Mother (adapted by Bert Brecht; Theatre Union, producer). The Red Russians may run their trains off the rails and foolishly crack up their super-airships, but their Revolutionary Theatre, with more than 50 houses filled every night in Moscow and stock companies by the hundreds performing throughout the provinces, is by all odds the world’s most active and inventive. With an imitative eye on its spiritual mother, the Theatre Union has produced Mother, adapted from Maxim Gorky’s novel of an illiterate old woman (Helen Henry)* who, once she gets the hang of things, turns out to be the best Marxist of them all. The play’s subject matter is no more radical than the technique by which it is presented.

Mother is divided into 18 scenes, scenery for which is starkly expressionistic.
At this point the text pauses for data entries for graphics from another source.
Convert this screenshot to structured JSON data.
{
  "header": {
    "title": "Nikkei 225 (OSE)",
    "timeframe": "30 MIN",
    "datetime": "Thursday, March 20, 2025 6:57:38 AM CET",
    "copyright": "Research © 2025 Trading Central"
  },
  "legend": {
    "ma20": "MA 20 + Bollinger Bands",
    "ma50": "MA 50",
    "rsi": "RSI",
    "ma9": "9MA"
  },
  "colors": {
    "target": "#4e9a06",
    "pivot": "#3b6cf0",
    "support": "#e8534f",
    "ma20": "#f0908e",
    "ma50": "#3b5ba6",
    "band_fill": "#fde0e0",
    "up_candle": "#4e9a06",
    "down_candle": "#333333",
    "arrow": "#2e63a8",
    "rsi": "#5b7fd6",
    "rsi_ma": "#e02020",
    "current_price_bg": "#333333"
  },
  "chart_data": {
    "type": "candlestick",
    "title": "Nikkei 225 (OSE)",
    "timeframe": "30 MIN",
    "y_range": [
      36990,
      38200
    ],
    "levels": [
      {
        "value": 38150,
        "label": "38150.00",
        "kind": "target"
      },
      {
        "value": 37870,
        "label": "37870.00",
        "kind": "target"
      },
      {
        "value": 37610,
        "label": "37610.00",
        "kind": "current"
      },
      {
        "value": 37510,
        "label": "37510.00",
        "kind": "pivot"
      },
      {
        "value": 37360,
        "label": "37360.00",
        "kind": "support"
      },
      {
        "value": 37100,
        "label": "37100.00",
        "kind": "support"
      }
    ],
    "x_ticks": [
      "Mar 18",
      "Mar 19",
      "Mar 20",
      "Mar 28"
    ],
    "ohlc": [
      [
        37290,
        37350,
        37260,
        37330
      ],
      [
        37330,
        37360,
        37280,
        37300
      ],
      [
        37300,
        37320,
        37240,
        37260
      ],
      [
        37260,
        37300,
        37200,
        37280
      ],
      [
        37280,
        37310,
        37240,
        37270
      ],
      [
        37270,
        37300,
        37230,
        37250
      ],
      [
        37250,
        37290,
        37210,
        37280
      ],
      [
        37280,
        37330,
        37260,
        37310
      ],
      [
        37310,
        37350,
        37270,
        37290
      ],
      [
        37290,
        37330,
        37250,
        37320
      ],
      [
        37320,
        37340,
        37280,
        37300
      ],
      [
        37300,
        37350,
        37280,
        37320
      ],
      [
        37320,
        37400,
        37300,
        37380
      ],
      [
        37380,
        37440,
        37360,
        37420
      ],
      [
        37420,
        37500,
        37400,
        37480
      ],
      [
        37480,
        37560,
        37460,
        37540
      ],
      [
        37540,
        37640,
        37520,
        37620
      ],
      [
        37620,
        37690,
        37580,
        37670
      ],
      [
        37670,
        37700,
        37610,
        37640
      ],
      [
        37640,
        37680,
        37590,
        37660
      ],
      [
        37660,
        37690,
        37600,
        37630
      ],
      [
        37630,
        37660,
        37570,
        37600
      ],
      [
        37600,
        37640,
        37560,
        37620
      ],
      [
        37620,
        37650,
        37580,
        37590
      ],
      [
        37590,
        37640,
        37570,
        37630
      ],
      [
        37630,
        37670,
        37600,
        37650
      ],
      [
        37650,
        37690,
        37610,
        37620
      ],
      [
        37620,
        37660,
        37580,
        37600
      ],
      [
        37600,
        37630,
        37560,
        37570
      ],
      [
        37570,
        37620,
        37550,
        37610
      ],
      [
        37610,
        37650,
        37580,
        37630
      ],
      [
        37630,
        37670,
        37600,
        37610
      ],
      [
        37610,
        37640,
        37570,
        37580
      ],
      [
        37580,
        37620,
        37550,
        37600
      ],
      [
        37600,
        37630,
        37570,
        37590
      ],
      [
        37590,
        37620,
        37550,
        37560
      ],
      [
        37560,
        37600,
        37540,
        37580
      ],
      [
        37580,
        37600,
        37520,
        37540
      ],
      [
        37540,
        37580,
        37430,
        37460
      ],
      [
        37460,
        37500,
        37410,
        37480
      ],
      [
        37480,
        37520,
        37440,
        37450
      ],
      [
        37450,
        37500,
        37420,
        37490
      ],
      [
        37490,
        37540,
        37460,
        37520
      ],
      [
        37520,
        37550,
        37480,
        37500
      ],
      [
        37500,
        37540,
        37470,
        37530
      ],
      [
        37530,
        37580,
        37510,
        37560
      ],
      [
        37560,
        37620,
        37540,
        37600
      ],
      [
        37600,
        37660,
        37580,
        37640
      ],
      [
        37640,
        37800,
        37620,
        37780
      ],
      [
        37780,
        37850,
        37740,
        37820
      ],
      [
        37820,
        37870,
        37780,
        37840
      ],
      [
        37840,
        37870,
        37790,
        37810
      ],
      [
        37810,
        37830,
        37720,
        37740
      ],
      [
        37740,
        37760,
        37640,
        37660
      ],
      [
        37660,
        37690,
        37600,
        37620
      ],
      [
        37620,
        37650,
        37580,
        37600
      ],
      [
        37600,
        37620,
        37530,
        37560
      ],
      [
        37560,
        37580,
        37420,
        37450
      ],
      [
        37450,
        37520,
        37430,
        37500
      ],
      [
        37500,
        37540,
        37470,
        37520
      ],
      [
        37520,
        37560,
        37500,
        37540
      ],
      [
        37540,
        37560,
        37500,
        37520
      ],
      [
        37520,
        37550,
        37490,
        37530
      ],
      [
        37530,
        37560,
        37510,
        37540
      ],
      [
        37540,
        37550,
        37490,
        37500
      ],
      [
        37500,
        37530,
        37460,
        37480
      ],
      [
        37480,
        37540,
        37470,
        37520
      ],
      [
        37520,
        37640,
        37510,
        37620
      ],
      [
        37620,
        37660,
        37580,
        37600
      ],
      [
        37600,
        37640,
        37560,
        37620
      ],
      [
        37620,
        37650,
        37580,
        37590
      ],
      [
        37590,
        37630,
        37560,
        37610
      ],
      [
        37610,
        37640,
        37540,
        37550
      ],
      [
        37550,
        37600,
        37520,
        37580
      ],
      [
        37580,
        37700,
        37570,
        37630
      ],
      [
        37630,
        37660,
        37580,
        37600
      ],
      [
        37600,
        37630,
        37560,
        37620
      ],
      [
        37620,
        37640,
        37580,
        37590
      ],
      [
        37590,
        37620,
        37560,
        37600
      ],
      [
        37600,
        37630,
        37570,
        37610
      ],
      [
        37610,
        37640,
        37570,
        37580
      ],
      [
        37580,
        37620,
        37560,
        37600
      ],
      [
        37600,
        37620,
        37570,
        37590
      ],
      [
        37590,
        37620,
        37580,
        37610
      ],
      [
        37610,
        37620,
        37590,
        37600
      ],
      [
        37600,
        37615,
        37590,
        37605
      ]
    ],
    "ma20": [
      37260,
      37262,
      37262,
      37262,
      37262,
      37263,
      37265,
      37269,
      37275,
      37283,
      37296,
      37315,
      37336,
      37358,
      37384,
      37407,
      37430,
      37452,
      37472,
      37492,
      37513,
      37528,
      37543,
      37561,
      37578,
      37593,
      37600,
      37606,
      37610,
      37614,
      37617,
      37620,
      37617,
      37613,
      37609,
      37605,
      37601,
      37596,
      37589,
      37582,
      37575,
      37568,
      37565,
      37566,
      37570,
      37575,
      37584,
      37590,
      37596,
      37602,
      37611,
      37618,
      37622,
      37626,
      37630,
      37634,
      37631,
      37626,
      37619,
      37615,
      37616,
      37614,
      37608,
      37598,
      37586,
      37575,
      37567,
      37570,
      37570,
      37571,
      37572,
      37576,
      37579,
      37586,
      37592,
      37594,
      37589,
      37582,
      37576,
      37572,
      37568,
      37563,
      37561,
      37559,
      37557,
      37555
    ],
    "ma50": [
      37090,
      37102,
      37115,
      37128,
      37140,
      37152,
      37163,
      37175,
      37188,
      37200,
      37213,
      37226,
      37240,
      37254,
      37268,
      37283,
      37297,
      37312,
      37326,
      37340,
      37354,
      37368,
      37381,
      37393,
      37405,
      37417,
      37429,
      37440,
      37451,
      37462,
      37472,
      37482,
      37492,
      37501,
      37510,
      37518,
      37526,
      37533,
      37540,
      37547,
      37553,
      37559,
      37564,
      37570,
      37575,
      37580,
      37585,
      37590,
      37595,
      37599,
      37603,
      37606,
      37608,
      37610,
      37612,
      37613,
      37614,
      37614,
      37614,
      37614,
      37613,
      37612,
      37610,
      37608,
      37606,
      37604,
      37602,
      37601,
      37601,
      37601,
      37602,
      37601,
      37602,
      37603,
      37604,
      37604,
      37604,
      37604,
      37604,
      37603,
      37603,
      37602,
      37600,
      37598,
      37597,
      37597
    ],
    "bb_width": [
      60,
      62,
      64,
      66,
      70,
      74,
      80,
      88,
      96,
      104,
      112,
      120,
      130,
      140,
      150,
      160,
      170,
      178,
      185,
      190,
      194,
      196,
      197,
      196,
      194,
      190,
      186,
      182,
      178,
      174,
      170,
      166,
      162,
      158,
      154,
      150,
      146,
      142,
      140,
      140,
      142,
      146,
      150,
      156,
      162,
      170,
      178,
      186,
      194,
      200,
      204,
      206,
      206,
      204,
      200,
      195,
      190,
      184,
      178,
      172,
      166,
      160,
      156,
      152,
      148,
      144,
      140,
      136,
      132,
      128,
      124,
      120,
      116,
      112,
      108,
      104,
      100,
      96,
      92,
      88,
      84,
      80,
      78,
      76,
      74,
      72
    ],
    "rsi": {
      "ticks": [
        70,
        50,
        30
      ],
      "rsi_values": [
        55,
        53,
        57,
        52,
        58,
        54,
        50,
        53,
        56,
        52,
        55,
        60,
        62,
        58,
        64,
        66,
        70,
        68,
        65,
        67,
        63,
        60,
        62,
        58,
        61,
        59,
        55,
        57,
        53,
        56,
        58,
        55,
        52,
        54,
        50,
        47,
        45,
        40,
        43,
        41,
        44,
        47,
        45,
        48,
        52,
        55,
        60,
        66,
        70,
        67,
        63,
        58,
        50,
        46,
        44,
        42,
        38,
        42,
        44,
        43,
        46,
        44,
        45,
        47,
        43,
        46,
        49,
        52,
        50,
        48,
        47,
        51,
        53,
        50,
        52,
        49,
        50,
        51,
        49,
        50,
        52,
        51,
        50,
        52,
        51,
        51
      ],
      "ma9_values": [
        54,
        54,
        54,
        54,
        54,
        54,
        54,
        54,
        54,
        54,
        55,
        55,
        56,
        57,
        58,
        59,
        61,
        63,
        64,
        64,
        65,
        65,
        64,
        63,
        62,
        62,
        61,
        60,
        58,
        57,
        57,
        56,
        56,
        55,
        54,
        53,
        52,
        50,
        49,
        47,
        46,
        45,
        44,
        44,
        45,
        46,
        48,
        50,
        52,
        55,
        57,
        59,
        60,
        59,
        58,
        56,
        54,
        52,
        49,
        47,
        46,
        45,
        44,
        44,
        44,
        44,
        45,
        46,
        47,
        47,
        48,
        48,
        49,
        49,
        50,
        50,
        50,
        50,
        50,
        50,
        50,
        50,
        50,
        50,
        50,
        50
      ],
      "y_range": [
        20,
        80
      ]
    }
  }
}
Visible batteries of lights play on bare drops, while overhead a cinema screen is used to describe the locale or to exhibit significant photographs. In the wings, also visible, are two pianos. These accompany the cast as it sings revolutionary anthems at the conclusion of each episode.

Like most experiments, Mother is thrilling for a while. Along about the sixth scene, however, playgoers indifferent to or agnostic about Communism begin to feel that the production is solemnly, insufferably pretentious, that the narrative of the old woman who loses a son and a husband but still gallantly waves the red flag has not been written up to its exciting possibilities.
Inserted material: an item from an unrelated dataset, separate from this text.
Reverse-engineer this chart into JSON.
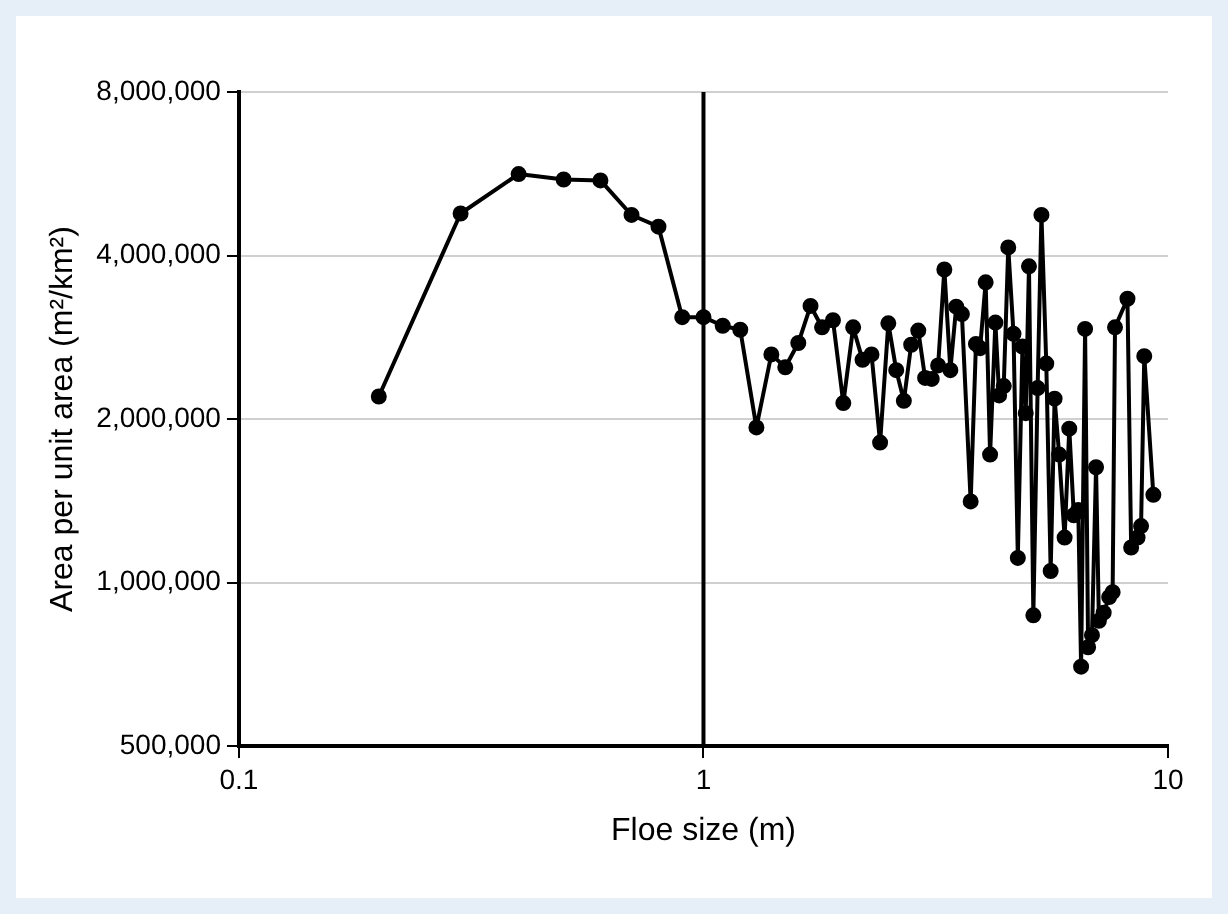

Abide With Me (by Clare Boothe Brokaw; Malcolm L. Pearson, Donald E. Baruch, A. H. Woods, producers). Up to last week the meanest, man to walk a Broadway stage in a decade was Stanley Vance, central character of The Dark Tower (TIME, Dec. 4, 1933). Vance, a homosexual sadist, kept white mice in his bedroom, cowed a family living in one of Manhattan’s fine old gloomy mansions, finally sent his poor wife into a trance.

Abide With Me, which provided Manhattan’s most gilded opening of the week, produced a character to challenge Vance for sheer orneriness. He was a psychopathic drunkard called Marsden (Earle Larimore). He did not keep mice in his bedroom but he killed bugs when a boy. He, too, terrified the inhabitants of a gloomy Manhattan mansion. Marsden had been abused by an equally liquorish father when a child, which accounted for the fiendish campaign he put on to terrify his wife (Barbara Robbins) into giving him a son of his own to torture. Since Marsden makes no effort to temper his dangerous lunacy to the other five members of an excellent cast, they all have good reasons for shooting him. In the middle of the last act some one finally does. This event brings relief from much tedious psychiatry and gratifies those spectators who like melodrama.

*In private life, Mrs. Elisha Cook Sr., mother of capable Juvenile Elisha Cook Jr. (Ah, Wilderness!, Crime Marches On).